4) Pembelajaran kooperatif menghasilkan pencapaian belajar siswa yang tinggi menambah harga diri siswa dan memperbaiki hubungan dengan teman sebaya.
5) Hadiah atau penghargaan yang diberikan akan akan memberikan dorongan bagi siswa untuk mencapai hasil yang lebih tinggi.
6) Siswa yang lambat berfikir dapat dibantu untuk menambah ilmu pengetahuannya.
7) Pembentukan kelompok-kelompok kecil memudahkan guru untuk membibing siswa dalam belajar bekerja sama.
2.1.3. Motivasi Belajar
2.1.3.1.Pengertian Motivasi Belajar
Menurut Kamus Besar Bahasa Indonesia motivasi diartikan sebagai dorongan yang timbul pada diri seseorang secara sadar atau tidak sadar untuk melakukan suatu tindakan dengan tujuan tertentu atau usaha yang dapat menyebabkan seseorang atau kelompok orang tertentu tergerak melakukan sesuatu karena ingin mencapai tujuan yang dikehendakinya atau mendapat kepuasan dengan perbuatannya (Depdiknas, 2001:744).
Segala tindakan yang dilakukan oleh manusia pasti mempunyai tujuan.
Seseorang akan tergerak untuk melakukan sesuatu demi mencapai tujuan.
Tindakan/usaha yang dilakukan manusia dapat secara sadar maupun tidak sadar.
Motivasi dalam diri manusia dapat timbul dikarenakan manusia mempunyai tujuan yang akan dicapai.
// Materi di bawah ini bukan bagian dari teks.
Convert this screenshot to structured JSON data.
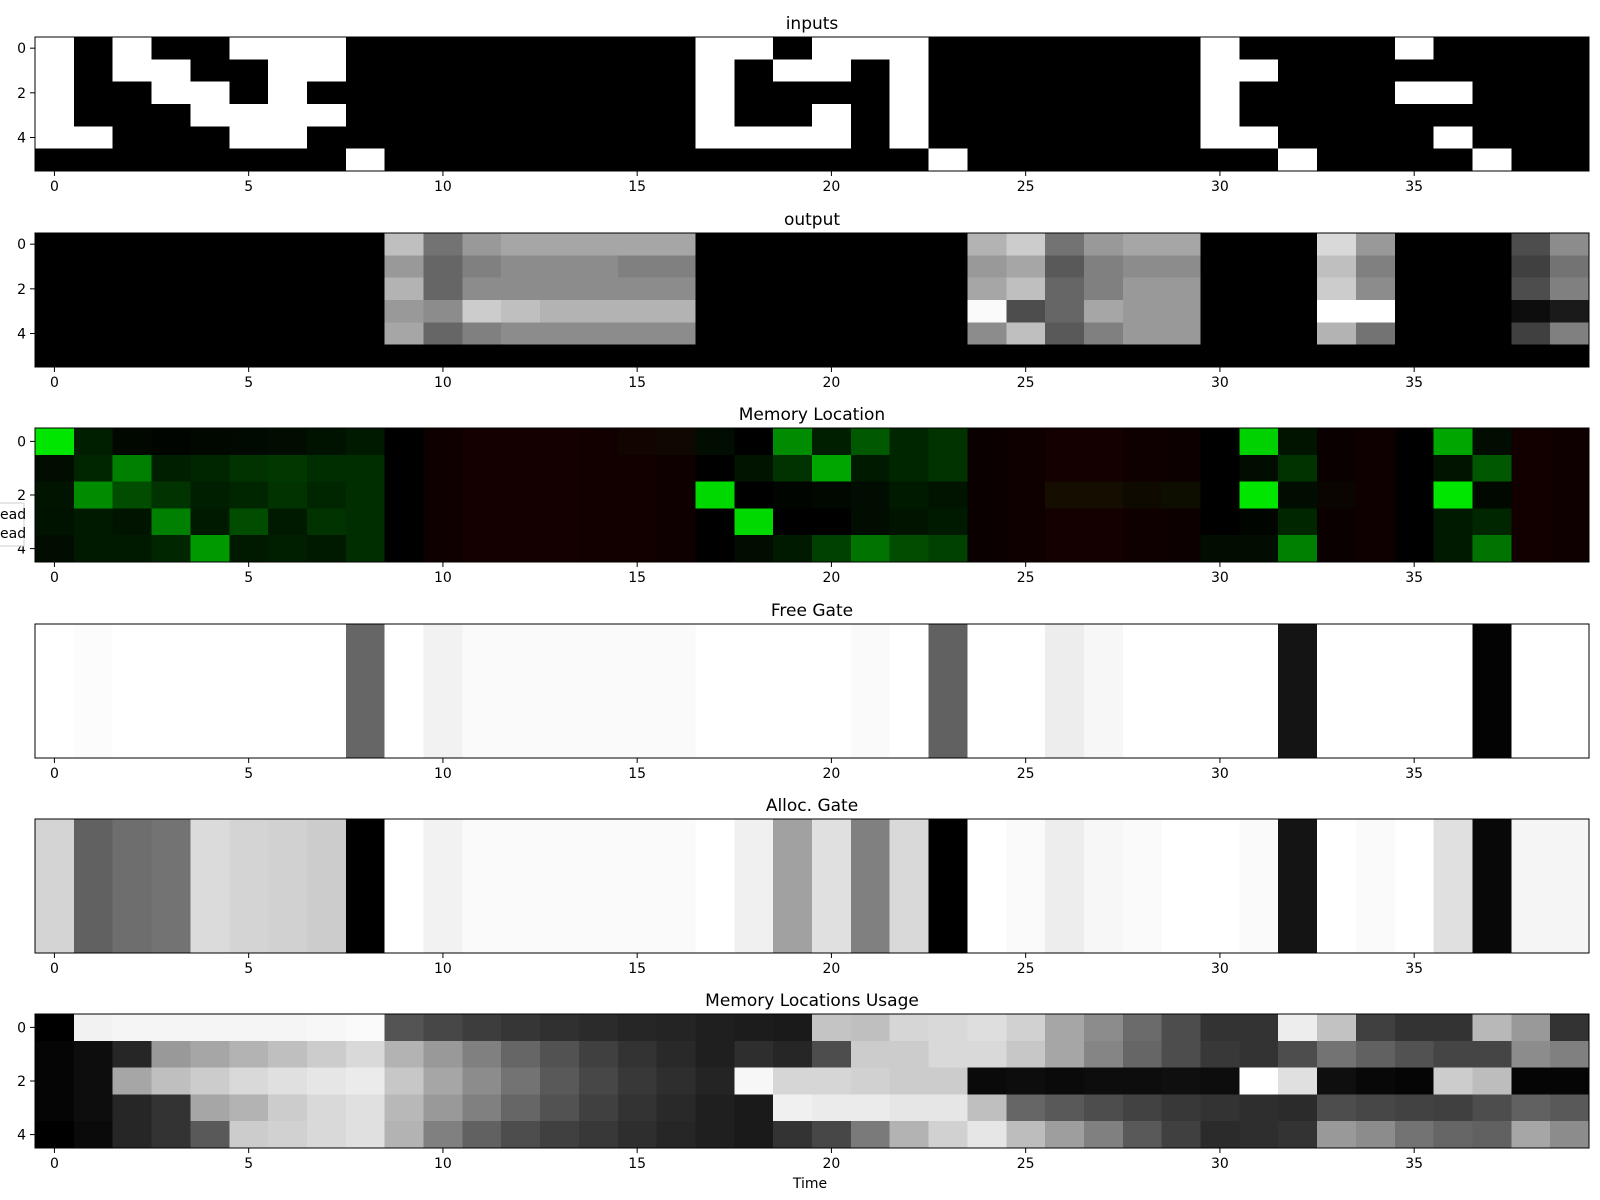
{
  "figure": {
    "xlabel": "Time",
    "legend_fragments": [
      "ead",
      "ead"
    ]
  },
  "chart_data": [
    {
      "type": "heatmap",
      "title": "inputs",
      "colormap": "gray",
      "ylabel": "",
      "xlim": [
        -0.5,
        39.5
      ],
      "ylim": [
        5.5,
        -0.5
      ],
      "xticks": [
        0,
        5,
        10,
        15,
        20,
        25,
        30,
        35
      ],
      "yticks": [
        0,
        2,
        4
      ],
      "grid": false,
      "values": [
        [
          1,
          0,
          1,
          0,
          0,
          1,
          1,
          1,
          0,
          0,
          0,
          0,
          0,
          0,
          0,
          0,
          0,
          1,
          1,
          0,
          1,
          1,
          1,
          0,
          0,
          0,
          0,
          0,
          0,
          0,
          1,
          0,
          0,
          0,
          0,
          1,
          0,
          0,
          0,
          0
        ],
        [
          1,
          0,
          1,
          1,
          0,
          0,
          1,
          1,
          0,
          0,
          0,
          0,
          0,
          0,
          0,
          0,
          0,
          1,
          0,
          1,
          1,
          0,
          1,
          0,
          0,
          0,
          0,
          0,
          0,
          0,
          1,
          1,
          0,
          0,
          0,
          0,
          0,
          0,
          0,
          0
        ],
        [
          1,
          0,
          0,
          1,
          1,
          0,
          1,
          0,
          0,
          0,
          0,
          0,
          0,
          0,
          0,
          0,
          0,
          1,
          0,
          0,
          0,
          0,
          1,
          0,
          0,
          0,
          0,
          0,
          0,
          0,
          1,
          0,
          0,
          0,
          0,
          1,
          1,
          0,
          0,
          0
        ],
        [
          1,
          0,
          0,
          0,
          1,
          1,
          1,
          1,
          0,
          0,
          0,
          0,
          0,
          0,
          0,
          0,
          0,
          1,
          0,
          0,
          1,
          0,
          1,
          0,
          0,
          0,
          0,
          0,
          0,
          0,
          1,
          0,
          0,
          0,
          0,
          0,
          0,
          0,
          0,
          0
        ],
        [
          1,
          1,
          0,
          0,
          0,
          1,
          1,
          0,
          0,
          0,
          0,
          0,
          0,
          0,
          0,
          0,
          0,
          1,
          1,
          1,
          1,
          0,
          1,
          0,
          0,
          0,
          0,
          0,
          0,
          0,
          1,
          1,
          0,
          0,
          0,
          0,
          1,
          0,
          0,
          0
        ],
        [
          0,
          0,
          0,
          0,
          0,
          0,
          0,
          0,
          1,
          0,
          0,
          0,
          0,
          0,
          0,
          0,
          0,
          0,
          0,
          0,
          0,
          0,
          0,
          1,
          0,
          0,
          0,
          0,
          0,
          0,
          0,
          0,
          1,
          0,
          0,
          0,
          0,
          1,
          0,
          0
        ]
      ]
    },
    {
      "type": "heatmap",
      "title": "output",
      "colormap": "gray",
      "ylabel": "",
      "xlim": [
        -0.5,
        39.5
      ],
      "ylim": [
        5.5,
        -0.5
      ],
      "xticks": [
        0,
        5,
        10,
        15,
        20,
        25,
        30,
        35
      ],
      "yticks": [
        0,
        2,
        4
      ],
      "grid": false,
      "values": [
        [
          0,
          0,
          0,
          0,
          0,
          0,
          0,
          0,
          0,
          0.75,
          0.45,
          0.6,
          0.65,
          0.65,
          0.65,
          0.65,
          0.65,
          0,
          0,
          0,
          0,
          0,
          0,
          0,
          0.7,
          0.8,
          0.45,
          0.6,
          0.65,
          0.65,
          0,
          0,
          0,
          0.85,
          0.6,
          0,
          0,
          0,
          0.3,
          0.55
        ],
        [
          0,
          0,
          0,
          0,
          0,
          0,
          0,
          0,
          0,
          0.6,
          0.4,
          0.5,
          0.55,
          0.55,
          0.55,
          0.5,
          0.5,
          0,
          0,
          0,
          0,
          0,
          0,
          0,
          0.6,
          0.65,
          0.35,
          0.5,
          0.55,
          0.55,
          0,
          0,
          0,
          0.75,
          0.5,
          0,
          0,
          0,
          0.25,
          0.45
        ],
        [
          0,
          0,
          0,
          0,
          0,
          0,
          0,
          0,
          0,
          0.7,
          0.4,
          0.55,
          0.55,
          0.55,
          0.55,
          0.55,
          0.55,
          0,
          0,
          0,
          0,
          0,
          0,
          0,
          0.65,
          0.75,
          0.4,
          0.5,
          0.6,
          0.6,
          0,
          0,
          0,
          0.8,
          0.55,
          0,
          0,
          0,
          0.3,
          0.5
        ],
        [
          0,
          0,
          0,
          0,
          0,
          0,
          0,
          0,
          0,
          0.6,
          0.55,
          0.8,
          0.75,
          0.7,
          0.7,
          0.7,
          0.7,
          0,
          0,
          0,
          0,
          0,
          0,
          0,
          0.98,
          0.3,
          0.4,
          0.65,
          0.6,
          0.6,
          0,
          0,
          0,
          1,
          1,
          0,
          0,
          0,
          0.05,
          0.1
        ],
        [
          0,
          0,
          0,
          0,
          0,
          0,
          0,
          0,
          0,
          0.65,
          0.4,
          0.5,
          0.55,
          0.55,
          0.55,
          0.55,
          0.55,
          0,
          0,
          0,
          0,
          0,
          0,
          0,
          0.55,
          0.75,
          0.35,
          0.5,
          0.6,
          0.6,
          0,
          0,
          0,
          0.7,
          0.45,
          0,
          0,
          0,
          0.25,
          0.5
        ],
        [
          0,
          0,
          0,
          0,
          0,
          0,
          0,
          0,
          0,
          0,
          0,
          0,
          0,
          0,
          0,
          0,
          0,
          0,
          0,
          0,
          0,
          0,
          0,
          0,
          0,
          0,
          0,
          0,
          0,
          0,
          0,
          0,
          0,
          0,
          0,
          0,
          0,
          0,
          0,
          0
        ]
      ]
    },
    {
      "type": "heatmap",
      "title": "Memory Location",
      "colormap": "green-write / red-read",
      "ylabel": "",
      "xlim": [
        -0.5,
        39.5
      ],
      "ylim": [
        4.5,
        -0.5
      ],
      "xticks": [
        0,
        5,
        10,
        15,
        20,
        25,
        30,
        35
      ],
      "yticks": [
        0,
        2,
        4
      ],
      "grid": false,
      "write": [
        [
          0.9,
          0.12,
          0.03,
          0.02,
          0.03,
          0.04,
          0.05,
          0.07,
          0.1,
          0,
          0,
          0,
          0,
          0,
          0,
          0.02,
          0.03,
          0.05,
          0,
          0.55,
          0.12,
          0.35,
          0.15,
          0.2,
          0,
          0,
          0,
          0,
          0,
          0,
          0,
          0.82,
          0.08,
          0,
          0,
          0,
          0.65,
          0.05,
          0,
          0
        ],
        [
          0.05,
          0.15,
          0.5,
          0.12,
          0.15,
          0.2,
          0.22,
          0.18,
          0.18,
          0,
          0,
          0,
          0,
          0,
          0,
          0,
          0,
          0,
          0.08,
          0.2,
          0.65,
          0.1,
          0.15,
          0.2,
          0,
          0,
          0,
          0,
          0,
          0,
          0,
          0.05,
          0.2,
          0,
          0,
          0,
          0.08,
          0.35,
          0,
          0
        ],
        [
          0.08,
          0.55,
          0.3,
          0.2,
          0.12,
          0.15,
          0.2,
          0.15,
          0.18,
          0,
          0,
          0,
          0,
          0,
          0,
          0,
          0,
          0.85,
          0,
          0.02,
          0.03,
          0.05,
          0.1,
          0.08,
          0,
          0,
          0.05,
          0.05,
          0.04,
          0.05,
          0,
          0.9,
          0.05,
          0.02,
          0,
          0,
          0.9,
          0.03,
          0,
          0
        ],
        [
          0.07,
          0.1,
          0.08,
          0.5,
          0.1,
          0.3,
          0.1,
          0.2,
          0.18,
          0,
          0,
          0,
          0,
          0,
          0,
          0,
          0,
          0,
          0.85,
          0,
          0,
          0.05,
          0.08,
          0.1,
          0,
          0,
          0,
          0,
          0,
          0,
          0,
          0.02,
          0.15,
          0,
          0,
          0,
          0.1,
          0.15,
          0,
          0
        ],
        [
          0.05,
          0.1,
          0.1,
          0.15,
          0.6,
          0.1,
          0.12,
          0.1,
          0.18,
          0,
          0,
          0,
          0,
          0,
          0,
          0,
          0,
          0,
          0.05,
          0.1,
          0.25,
          0.45,
          0.3,
          0.25,
          0,
          0,
          0,
          0,
          0,
          0,
          0.05,
          0.05,
          0.5,
          0,
          0,
          0,
          0.1,
          0.45,
          0,
          0
        ]
      ],
      "read": [
        [
          0,
          0,
          0,
          0,
          0,
          0,
          0,
          0,
          0,
          0,
          0.06,
          0.08,
          0.08,
          0.08,
          0.07,
          0.07,
          0.06,
          0,
          0,
          0,
          0,
          0,
          0,
          0,
          0.04,
          0.06,
          0.08,
          0.08,
          0.06,
          0.05,
          0,
          0,
          0,
          0.04,
          0.06,
          0,
          0,
          0,
          0.07,
          0.06
        ],
        [
          0,
          0,
          0,
          0,
          0,
          0,
          0,
          0,
          0,
          0,
          0.06,
          0.08,
          0.08,
          0.08,
          0.07,
          0.07,
          0.06,
          0,
          0,
          0,
          0,
          0,
          0,
          0,
          0.04,
          0.06,
          0.08,
          0.08,
          0.06,
          0.05,
          0,
          0,
          0,
          0.04,
          0.06,
          0,
          0,
          0,
          0.07,
          0.06
        ],
        [
          0,
          0,
          0,
          0,
          0,
          0,
          0,
          0,
          0,
          0,
          0.06,
          0.08,
          0.08,
          0.08,
          0.07,
          0.07,
          0.06,
          0,
          0,
          0,
          0,
          0,
          0,
          0,
          0.04,
          0.06,
          0.08,
          0.08,
          0.06,
          0.05,
          0,
          0,
          0,
          0.04,
          0.06,
          0,
          0,
          0,
          0.07,
          0.06
        ],
        [
          0,
          0,
          0,
          0,
          0,
          0,
          0,
          0,
          0,
          0,
          0.06,
          0.08,
          0.08,
          0.08,
          0.07,
          0.07,
          0.06,
          0,
          0,
          0,
          0,
          0,
          0,
          0,
          0.04,
          0.06,
          0.08,
          0.08,
          0.06,
          0.05,
          0,
          0,
          0,
          0.04,
          0.06,
          0,
          0,
          0,
          0.07,
          0.06
        ],
        [
          0,
          0,
          0,
          0,
          0,
          0,
          0,
          0,
          0,
          0,
          0.06,
          0.08,
          0.08,
          0.08,
          0.07,
          0.07,
          0.06,
          0,
          0,
          0,
          0,
          0,
          0,
          0,
          0.04,
          0.06,
          0.08,
          0.08,
          0.06,
          0.05,
          0,
          0,
          0,
          0.04,
          0.06,
          0,
          0,
          0,
          0.07,
          0.06
        ]
      ]
    },
    {
      "type": "heatmap",
      "title": "Free Gate",
      "colormap": "gray",
      "ylabel": "",
      "xlim": [
        -0.5,
        39.5
      ],
      "ylim": [
        0.5,
        -0.5
      ],
      "xticks": [
        0,
        5,
        10,
        15,
        20,
        25,
        30,
        35
      ],
      "yticks": [],
      "grid": false,
      "values": [
        [
          1,
          0.99,
          1,
          1,
          1,
          1,
          1,
          1,
          0.4,
          1,
          0.95,
          0.98,
          0.98,
          0.98,
          0.98,
          0.98,
          0.98,
          1,
          1,
          1,
          1,
          0.98,
          1,
          0.38,
          1,
          1,
          0.93,
          0.97,
          1,
          1,
          1,
          1,
          0.08,
          1,
          1,
          1,
          1,
          0.01,
          1,
          1
        ]
      ]
    },
    {
      "type": "heatmap",
      "title": "Alloc. Gate",
      "colormap": "gray",
      "ylabel": "",
      "xlim": [
        -0.5,
        39.5
      ],
      "ylim": [
        0.5,
        -0.5
      ],
      "xticks": [
        0,
        5,
        10,
        15,
        20,
        25,
        30,
        35
      ],
      "yticks": [],
      "grid": false,
      "values": [
        [
          0.83,
          0.38,
          0.43,
          0.45,
          0.86,
          0.83,
          0.82,
          0.8,
          0,
          1,
          0.95,
          0.98,
          0.98,
          0.98,
          0.98,
          0.98,
          0.98,
          1,
          0.94,
          0.63,
          0.88,
          0.5,
          0.85,
          0,
          1,
          0.98,
          0.93,
          0.97,
          0.98,
          1,
          1,
          0.98,
          0.08,
          1,
          0.98,
          1,
          0.88,
          0.03,
          0.96,
          0.96
        ]
      ]
    },
    {
      "type": "heatmap",
      "title": "Memory Locations Usage",
      "colormap": "gray",
      "ylabel": "",
      "xlabel": "Time",
      "xlim": [
        -0.5,
        39.5
      ],
      "ylim": [
        4.5,
        -0.5
      ],
      "xticks": [
        0,
        5,
        10,
        15,
        20,
        25,
        30,
        35
      ],
      "yticks": [
        0,
        2,
        4
      ],
      "grid": false,
      "values": [
        [
          0,
          0.95,
          0.96,
          0.96,
          0.96,
          0.96,
          0.96,
          0.97,
          0.98,
          0.33,
          0.28,
          0.24,
          0.21,
          0.19,
          0.17,
          0.15,
          0.14,
          0.12,
          0.11,
          0.1,
          0.77,
          0.75,
          0.84,
          0.85,
          0.87,
          0.82,
          0.65,
          0.55,
          0.42,
          0.3,
          0.2,
          0.2,
          0.93,
          0.76,
          0.25,
          0.2,
          0.2,
          0.72,
          0.6,
          0.2
        ],
        [
          0.02,
          0.05,
          0.15,
          0.6,
          0.65,
          0.7,
          0.75,
          0.8,
          0.85,
          0.7,
          0.6,
          0.5,
          0.4,
          0.32,
          0.25,
          0.2,
          0.16,
          0.12,
          0.18,
          0.15,
          0.3,
          0.8,
          0.8,
          0.85,
          0.85,
          0.78,
          0.65,
          0.52,
          0.4,
          0.3,
          0.22,
          0.2,
          0.3,
          0.45,
          0.38,
          0.32,
          0.27,
          0.27,
          0.55,
          0.5
        ],
        [
          0.02,
          0.05,
          0.65,
          0.75,
          0.8,
          0.85,
          0.88,
          0.9,
          0.92,
          0.78,
          0.65,
          0.55,
          0.45,
          0.35,
          0.28,
          0.22,
          0.18,
          0.14,
          0.97,
          0.84,
          0.84,
          0.82,
          0.8,
          0.8,
          0.04,
          0.05,
          0.04,
          0.05,
          0.05,
          0.06,
          0.05,
          1,
          0.88,
          0.06,
          0.03,
          0.02,
          0.8,
          0.74,
          0.02,
          0.02
        ],
        [
          0.02,
          0.05,
          0.15,
          0.2,
          0.65,
          0.7,
          0.8,
          0.85,
          0.88,
          0.72,
          0.6,
          0.5,
          0.4,
          0.32,
          0.25,
          0.2,
          0.16,
          0.12,
          0.1,
          0.94,
          0.92,
          0.92,
          0.9,
          0.9,
          0.75,
          0.4,
          0.35,
          0.3,
          0.26,
          0.22,
          0.2,
          0.18,
          0.17,
          0.3,
          0.28,
          0.26,
          0.25,
          0.3,
          0.38,
          0.35
        ],
        [
          0,
          0.04,
          0.15,
          0.2,
          0.35,
          0.8,
          0.82,
          0.85,
          0.88,
          0.7,
          0.5,
          0.38,
          0.3,
          0.25,
          0.22,
          0.18,
          0.15,
          0.12,
          0.1,
          0.2,
          0.28,
          0.48,
          0.7,
          0.82,
          0.9,
          0.74,
          0.62,
          0.5,
          0.35,
          0.25,
          0.17,
          0.18,
          0.2,
          0.6,
          0.55,
          0.45,
          0.4,
          0.38,
          0.65,
          0.55
        ]
      ]
    }
  ]
}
Motivasi dapat berpengaruh terhadap tingkah laku manusia tergantung dari tujuan yang akan dicapai.
Mc. Donald (Djamarah, 2011:148) mengatakan bahwa, “motivasi adalah suatu perubahan energi di dalam pribadi seseorang yang ditandai dengan afektif (perasaan) dan reaksi untuk mencapai tujuan”. Jadi motivasi untuk belajar merupakan kondisi psikologis yang mendorong seseorang untuk belajar. Hasil belajar pada umumnya meningkat jika motivasi untuk belajar bertambah.
Setiap siswa pasti mempunyai latar belakang yang berbeda-beda, begitu pula dalam hal motivasi belajar siswa. Terdapat siswa yang semangat dan ada pula siswa yang kurang termotivasi dalam menerima pelajaran. Menurut pendapat Mc. Donald, motivasi siswa yang kuat dalam pembelajaran akan dapat meningkatkan hasil belajar siswa. Sejalan dengan pemikiran Mc. Donald, peneliti beranggapan bahwa motivasi sangat berpengaruh terhadap keberhasilan pembelajaran. Jika motivasi belajar kuat maka hasil belajar pun akan meningkat.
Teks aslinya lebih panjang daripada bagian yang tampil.